One approach I tried to solve this problem was to use box
and unbox
. https://stackoverflow.com/a/7339153/2314532 led me to believe that piping an array of any type through box
followed by unbox
would lead to casting that array to obj[]
. Yes, this is basically a misfeature of the .Net type system that compromises type safety (the cast that passes at compile time might fail at runtime) — but because I need to interoperate with the Node
class from PersistentVector, I don't have the benefits of type safety anyway (since Node
has used obj
instead of a discriminated union). So for this one part of my code, I actually want to tell the F# compiler "Stop protecting me here, please, I know what I'm doing and I've written extensive unit tests". But my attempt to use the box >> unbox
approach failed at runtime:
let intArray = [|1;2;3;4;5|]
let intNode = Node(intArray) // Doesn't compile: Type mismatch. Expecting obj[] but got int[]
let objArray : obj[] = intArray |> box |> unbox // Compiles, but fails at runtime: InvalidCastException
let objNode = Node(objArray)
(I made the type of objArray
explicit to make reading this minimal example as easy as possible, but I didn't need to write it: F# correctly infers its required type from the call to Node(objArray)
on the next line. The equivalent part of my actual code doesn't have explicit type annotations, but the obj[]
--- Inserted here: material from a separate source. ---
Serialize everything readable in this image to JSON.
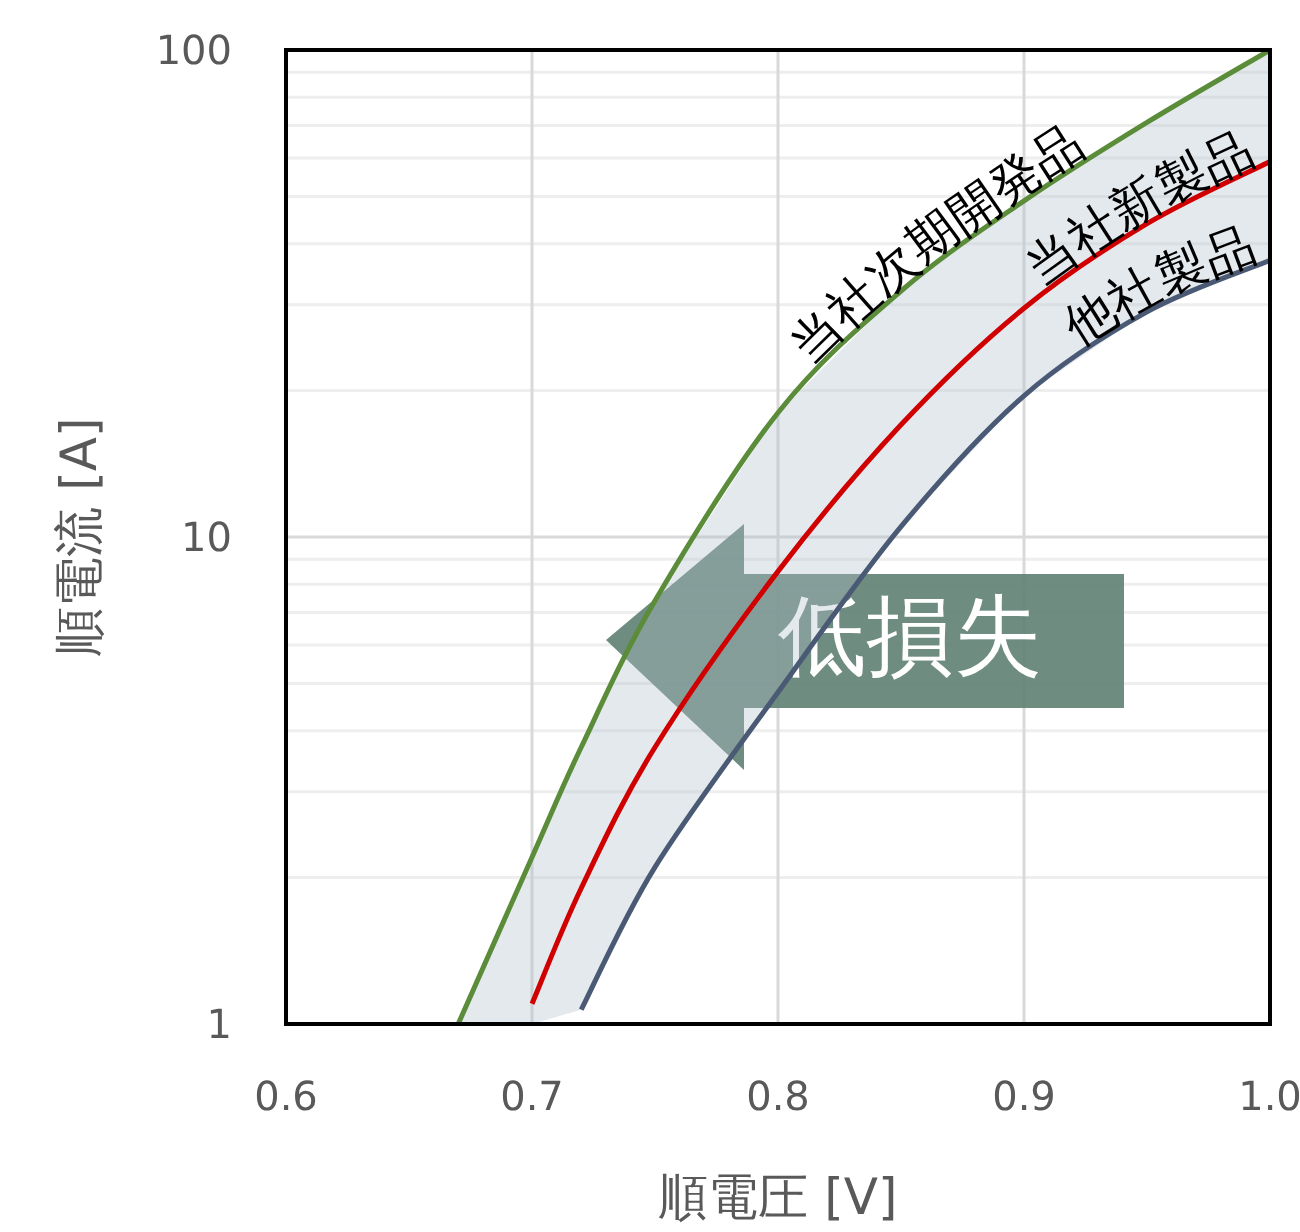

array type is still inferred, and it's that same int[]
to obj[]
cast, via |> box |> unbox
, that is causing the InvalidCastException
in my actual code.)
Another approach that would probably work would be to insert a call to Array.map box
into my Node
-creating pipeline:
let ofArray<'T> (arr:'T[]) =
let leaves = arr |> Array.chunkBySize 32 |> Array.map (Array.map box >> Node)
// More code here to build a tree above those leaf nodes
This does what I want (creates an array of Node
instances, which will become the leaves in the tree), but it creates an extra intermediate array in the process. I'd like to let the chunked arrays become the Node arrays directly, otherwise I'll be burning through O(N) memory and creating unnecessary GC pressure. I've thought about using Seq.cast
at some point in the pipeline, but I'm worried about the performance effects of using Seq.cast
. Turning arrays of known size (here, 32) into seqs means that other code, which needs arrays (to create Node
instances), would have to call Array.ofSeq
first, and Array.ofSeq
is implemented with ResizeArray
since it can't count on the size of the seqs in the general case. There's an optimization for seqs that are already arrays, but even that version of Array.ofSeq
creates a new array as its return value (which is precisely the correct behavior for the general case, but precisely what I'm trying to avoid here).
Is there any way for me to cast my 'T[]
arrays to obj[]
, deliberately forfeiting type safety, without creating the intermediate arrays that I've been trying so hard to avoid? Or am I going to have to write this one bit of code in C# so that I can do the unsafe things that the F# compiler is trying to protect me from?